Vitamins are vital micronutrients that play essential roles in our bodies and must be consumed from foods with natural sources to remain healthy and survive. Vitamin D3 has long been acknowledged for its vitality to our wellbeing and survival.
Vitamins are water or fat-soluble nutrients, meaning any excess is excreted through urine. Unlike minerals, which can be synthesized by the body directly, vitamins must come from food sources in your diet to be effective.
Vitamin A
Vitamin A, also known as retinol, is a fat-soluble vitamin essential for many processes within the body, such as maintaining healthy vision, maintaining immunity and supporting foetus development in utero. It’s found in animal liver, breakfast cereals fortified with it and vegetables; also available as supplements and dietary pills; too much of this nutrient can be harmful.
Studies suggest that taking vitamin A supplements such as retinol, retinyl palmitate, provitamin A beta-carotene or combinations may help prevent night blindness and slow the decrease in eyesight associated with age. Vitamin A plays an essential role in cell communication, growth, and development, as well as in producing natural chemicals which combat infection. Retinoic acid (RA), produced by antigen-presenting cells in the skin and mucous membranes lining airways, digestive tract, and urinary tract, may act as a barrier against infection. Furthermore, it helps convert CD4 T-lymphocytes into regulatory T-lymphocytes that suppress other immune cells that may cause inflammation.
Vitamin B6
B6 (also referred to as pyridoxine) is one of the water-soluble vitamins essential for many bodily processes, from metabolism of fats, proteins and carbohydrates, red blood cell production and DNA formation all the way through to maintaining healthy nerves, livers and skin.
Premenstrual Syndrome, or PMS, symptoms such as depression and irritability may be reduced with vitamin B6, believed to help produce neurotransmitters such as serotonin and GABA that regulate mood.

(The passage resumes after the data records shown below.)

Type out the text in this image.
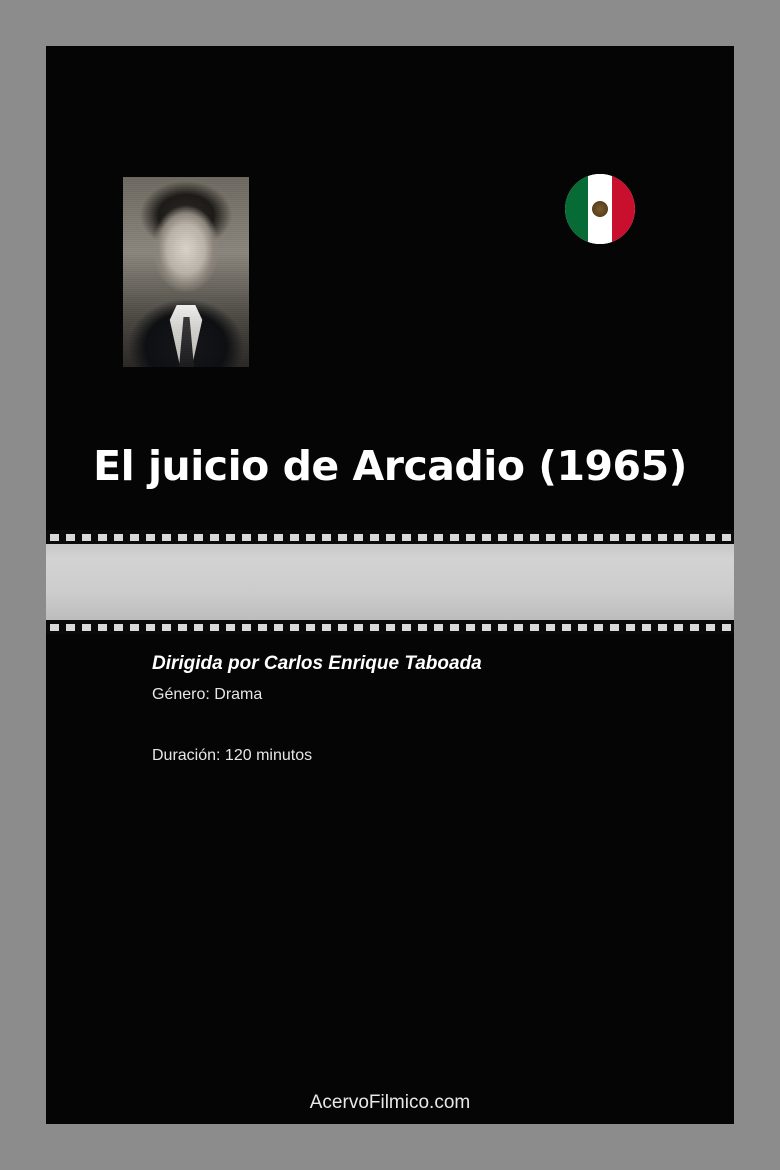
El juicio de Arcadio (1965)
Dirigida por Carlos Enrique Taboada
Género: Drama
Duración: 120 minutos
AcervoFilmico.com
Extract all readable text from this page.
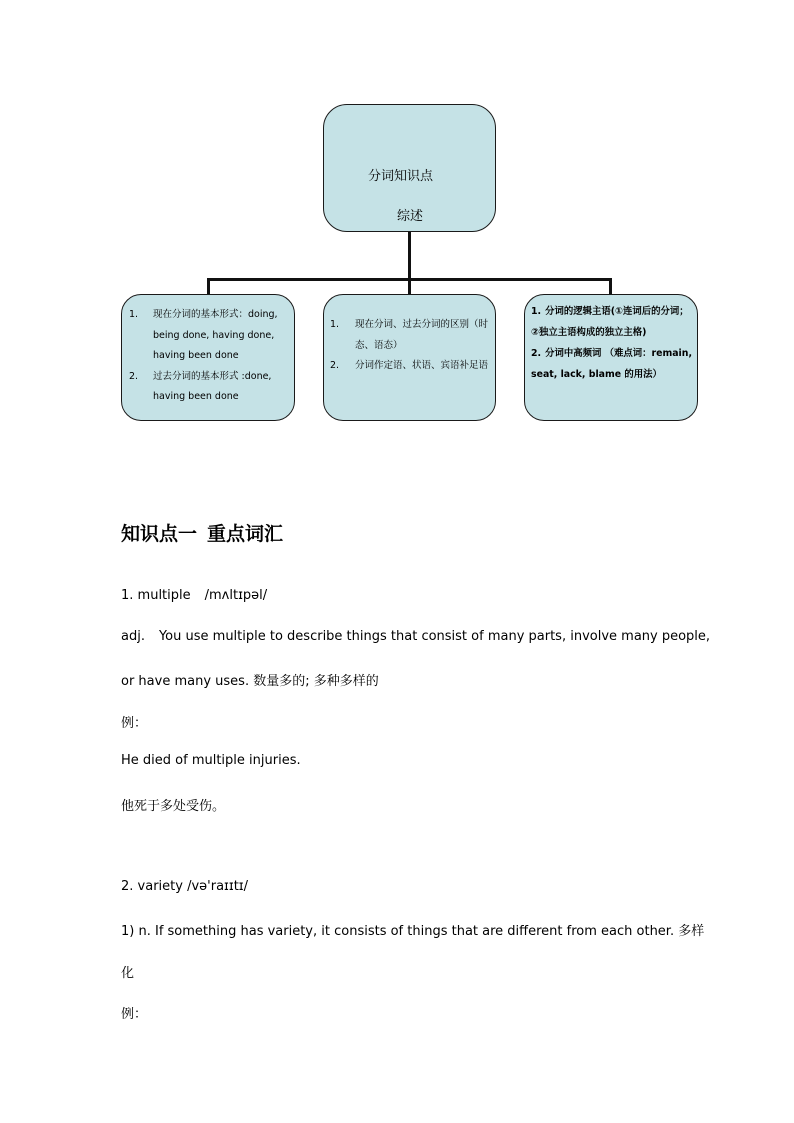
分词知识点
综述
1. 现在分词的基本形式：doing, being done, having done, having been done
2. 过去分词的基本形式 :done, having been done
1. 现在分词、过去分词的区别（时态、语态）
2. 分词作定语、状语、宾语补足语
1. 分词的逻辑主语(①连词后的分词；②独立主语构成的独立主格)
2. 分词中高频词 （难点词：remain, seat, lack, blame 的用法）
知识点一 重点词汇
1. multiple /mʌltɪpəl/
adj. You use multiple to describe things that consist of many parts, involve many people,
or have many uses. 数量多的; 多种多样的
例：
He died of multiple injuries.
他死于多处受伤。
2. variety /və'raɪɪtɪ/
1) n. If something has variety, it consists of things that are different from each other. 多样
化
例：
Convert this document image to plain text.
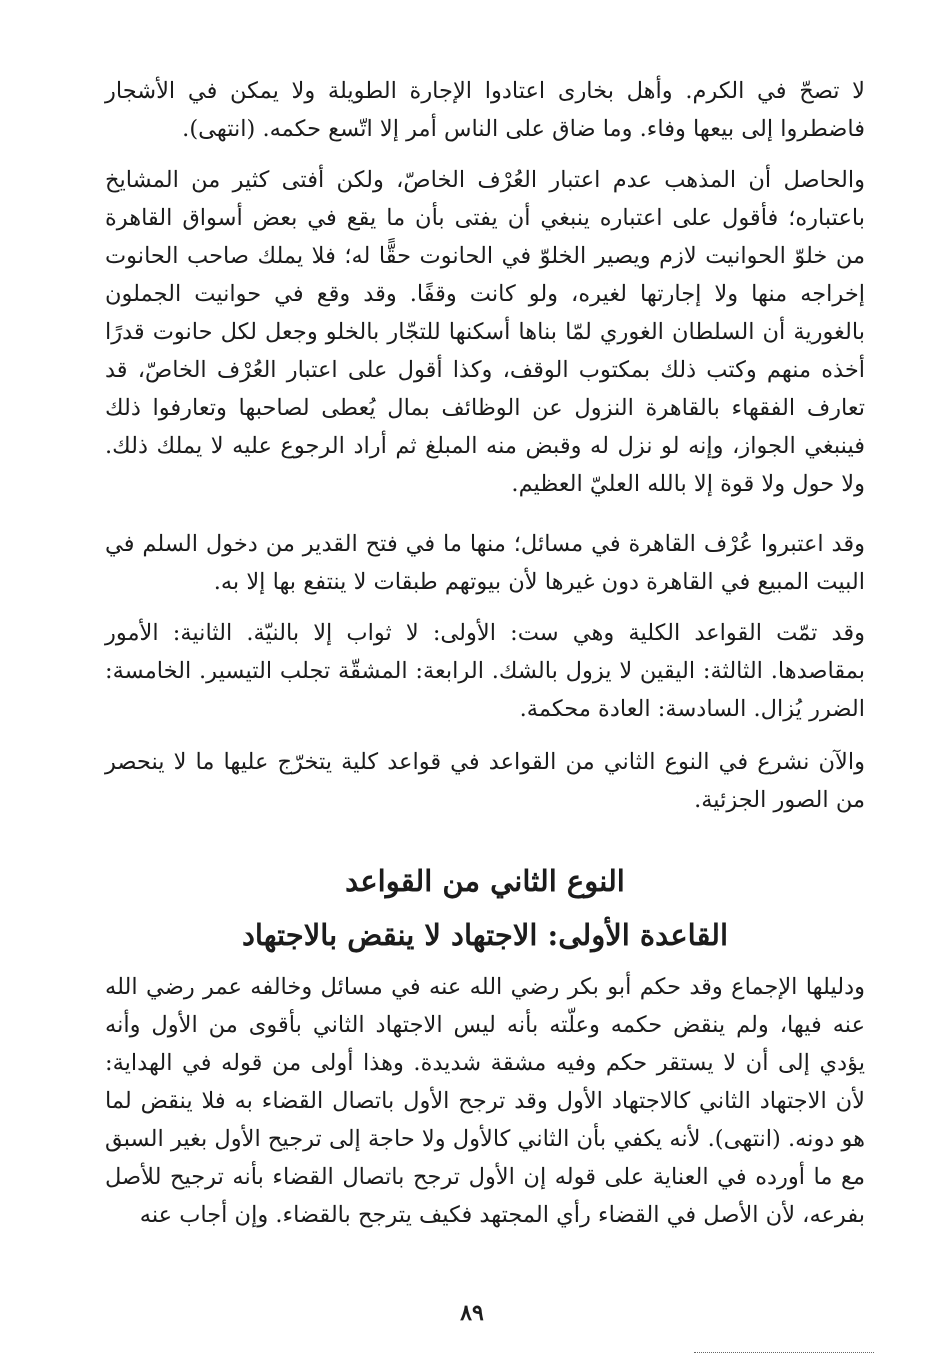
لا تصحّ في الكرم. وأهل بخارى اعتادوا الإجارة الطويلة ولا يمكن في الأشجار فاضطروا إلى بيعها وفاء. وما ضاق على الناس أمر إلا اتّسع حكمه. (انتهى).

والحاصل أن المذهب عدم اعتبار العُرْف الخاصّ، ولكن أفتى كثير من المشايخ باعتباره؛ فأقول على اعتباره ينبغي أن يفتى بأن ما يقع في بعض أسواق القاهرة من خلوّ الحوانيت لازم ويصير الخلوّ في الحانوت حقًّا له؛ فلا يملك صاحب الحانوت إخراجه منها ولا إجارتها لغيره، ولو كانت وقفًا. وقد وقع في حوانيت الجملون بالغورية أن السلطان الغوري لمّا بناها أسكنها للتجّار بالخلو وجعل لكل حانوت قدرًا أخذه منهم وكتب ذلك بمكتوب الوقف، وكذا أقول على اعتبار العُرْف الخاصّ، قد تعارف الفقهاء بالقاهرة النزول عن الوظائف بمال يُعطى لصاحبها وتعارفوا ذلك فينبغي الجواز، وإنه لو نزل له وقبض منه المبلغ ثم أراد الرجوع عليه لا يملك ذلك. ولا حول ولا قوة إلا بالله العليّ العظيم.

وقد اعتبروا عُرْف القاهرة في مسائل؛ منها ما في فتح القدير من دخول السلم في البيت المبيع في القاهرة دون غيرها لأن بيوتهم طبقات لا ينتفع بها إلا به.

وقد تمّت القواعد الكلية وهي ست: الأولى: لا ثواب إلا بالنيّة. الثانية: الأمور بمقاصدها. الثالثة: اليقين لا يزول بالشك. الرابعة: المشقّة تجلب التيسير. الخامسة: الضرر يُزال. السادسة: العادة محكمة.

والآن نشرع في النوع الثاني من القواعد في قواعد كلية يتخرّج عليها ما لا ينحصر من الصور الجزئية.

النوع الثاني من القواعد
القاعدة الأولى: الاجتهاد لا ينقض بالاجتهاد

ودليلها الإجماع وقد حكم أبو بكر رضي الله عنه في مسائل وخالفه عمر رضي الله عنه فيها، ولم ينقض حكمه وعلّته بأنه ليس الاجتهاد الثاني بأقوى من الأول وأنه يؤدي إلى أن لا يستقر حكم وفيه مشقة شديدة. وهذا أولى من قوله في الهداية: لأن الاجتهاد الثاني كالاجتهاد الأول وقد ترجح الأول باتصال القضاء به فلا ينقض لما هو دونه. (انتهى). لأنه يكفي بأن الثاني كالأول ولا حاجة إلى ترجيح الأول بغير السبق مع ما أورده في العناية على قوله إن الأول ترجح باتصال القضاء بأنه ترجيح للأصل بفرعه، لأن الأصل في القضاء رأي المجتهد فكيف يترجح بالقضاء. وإن أجاب عنه

٨٩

Studies suggest that taking high doses of vitamin B6 as a supplement could slow cognitive decline associated with aging and Alzheimer’s disease by reducing homocysteine levels in the body, although additional research should be conducted. It can be found in foods like meats, whole grains, nuts and fortified breakfast cereals containing it; moreover it serves as a cofactor in producing several enzymes and hormones like progesterone and testosterone which play key roles in health.
Vitamin C
Ascorbic acid or ascorbate, commonly referred to as the primary water-soluble vitamin, is an essential nutrient essential to body functions such as protecting proteins, lipids (fats), carbohydrates and nucleic acids (DNA and RNA) from damage caused by free radicals. Ascorbate has also been found beneficial in supporting immune functions as well as various metabolic processes throughout the body and serves as a natural antioxidant helping recycle other antioxidants such as Vitamin E.
Multiple observational studies have reported modestly inverse associations between vitamin C consumption and cancer risk; however, results of randomized controlled trials vary considerably.
Vitamin C can be found in fruits, vegetables and dietary supplements like tablets, capsules and powders. As supplements are not regulated by the Food and Drug Administration (FDA) like prescription drugs are, their amounts may differ considerably; before adding supplements to your diet it’s wise to speak to either your healthcare provider or registered dietitian nutritionist (RD/RDN).
Vitamin D
Vitamin D plays an integral part in bone health and strengthens bones by aiding calcium absorption, contributing to heart health, and helping fight infection. Our bodies naturally produce vitamin D when exposed to sunlight; alternative sources include food fortified with it or supplements; two forms are D2 (ergocalciferol) and D3 (cholecalciferol), with D3 being more easily absorbed by our bodies than D2.
Observational studies demonstrate that lower than optimal serum 25(OH)D levels are linked with an increased rate of several forms of cancer, such as breast, colorectal, lung, pancreatic, and prostate cancers. Unfortunately, no randomized clinical trials have demonstrated whether vitamin D supplementation reduces either cancer risk or overall mortality rates.
Observational studies have suggested that adequate vitamin D levels might decrease the risk of multiple sclerosis (MS). Unfortunately, however, a recent large clinical trial failed to show any benefit of supplementing with extra Vitamin D on symptoms, progression, or recovery – however these trials used different doses so more research needs to be conducted in this area.